Minha admiração por essa permissividade de Santiago só aumentou quando, essa semana, li no Facebook o relato de um advogado que juntamente com um amigo foram presos em Belo Horizonte, por terem pisado na grama. Não eram baderneiros, não estavam drogados nem alcoolizados, não ofereceram resistência, não ameaçavam a segurança pública. Mas isso não vem ao caso. Não quero falar de arbitrariedades, nem de inocentes e culpados. Quero falar das plaquinhas proibitivas que, de fato, estão espalhadas por toda Belo Horizonte e não fazem nada além de atrapalhar a estética dos jardins e criar uma repressão sem sentido. As cidades já estão cada vez mais inóspitas, ainda nos privam do contato com o pouco de verde que sobra. Por um motivo tão, tão, qual é o motivo mesmo?
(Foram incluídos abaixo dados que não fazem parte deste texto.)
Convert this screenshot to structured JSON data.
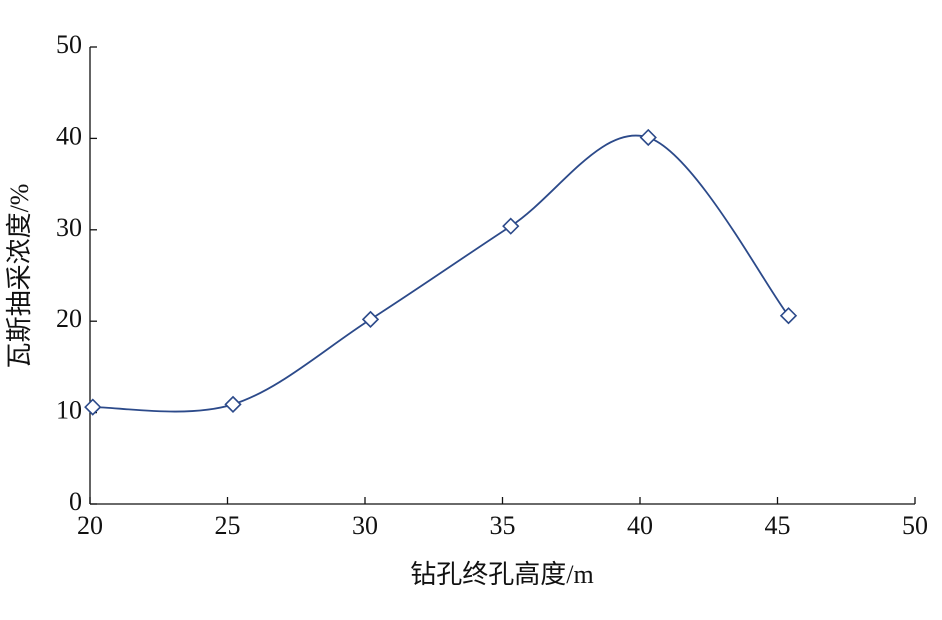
{
  "chart_data": {
    "type": "line",
    "x_label": "钻孔终孔高度/m",
    "y_label": "瓦斯抽采浓度/%",
    "x": [
      20.1,
      25.2,
      30.2,
      35.3,
      40.3,
      45.4
    ],
    "series": [
      {
        "color": "#2c4a8a",
        "values": [
          10.6,
          10.9,
          20.2,
          30.4,
          40.1,
          20.6
        ]
      }
    ],
    "xlim": [
      20,
      50
    ],
    "xticks": [
      20,
      25,
      30,
      35,
      40,
      45,
      50
    ],
    "ylim": [
      0,
      50
    ],
    "yticks": [
      0,
      10,
      20,
      30,
      40,
      50
    ],
    "marker": "diamond",
    "smooth": true
  }
}
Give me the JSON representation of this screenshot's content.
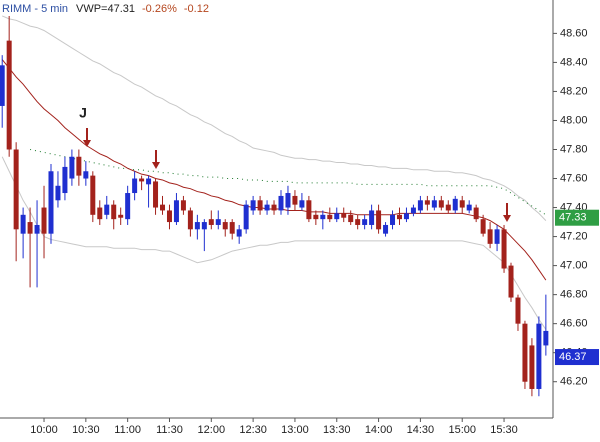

Pensemos bem. O objetivo é preservar a grama e deixá-la mais bonita? Se for, a intenção é boa, mas a estratégia é péssima. Trocar as plaquinhas por crianças correndo atrás de balões, casais apaixonados, senhorinhas sendo puxada por seus poodles, jovens praticando slackline, traria uma beleza muito menos plástica e muito mais real. Uma beleza como a da Praça do Papa, a mais linda de Belo Horizonte e - adivinhem só! - um dos poucos espaços públicos da cidade onde não existe essa proibição esdrúxula.

Eu, se grama fosse, ia preferir mil vezes o contato humano a uma estaca no meu peito.


Comentários

Preciso ler tudo o que está em atraso! Por isso vou correr pisando na grama até o texto da semana passada :) Te amo!
Patrícia disse…
É bem verdade!! Moro em Belo Horizonte, e ai que raiva que dá essas plaquinhas! E pra quê!!?!?! Tão mais natural pisar na grama, deitar na grama, se espreguiçar mesmoo!! Amei o texto. Abraços!
Paula irmã disse…
Sem dúvida alguma é preferível largar a grama de lado e dar idéia a outros problemas públicos.
Quero ser uma "meliante" kkkkkkkkk... Pisemos na grama!!!
Zoraya disse…
O negócio é que nossas "otoridades" nao querem se dar ao trabalho de cuidar dos espaços públicos. Pise bastante na grama por nós, Fernanda.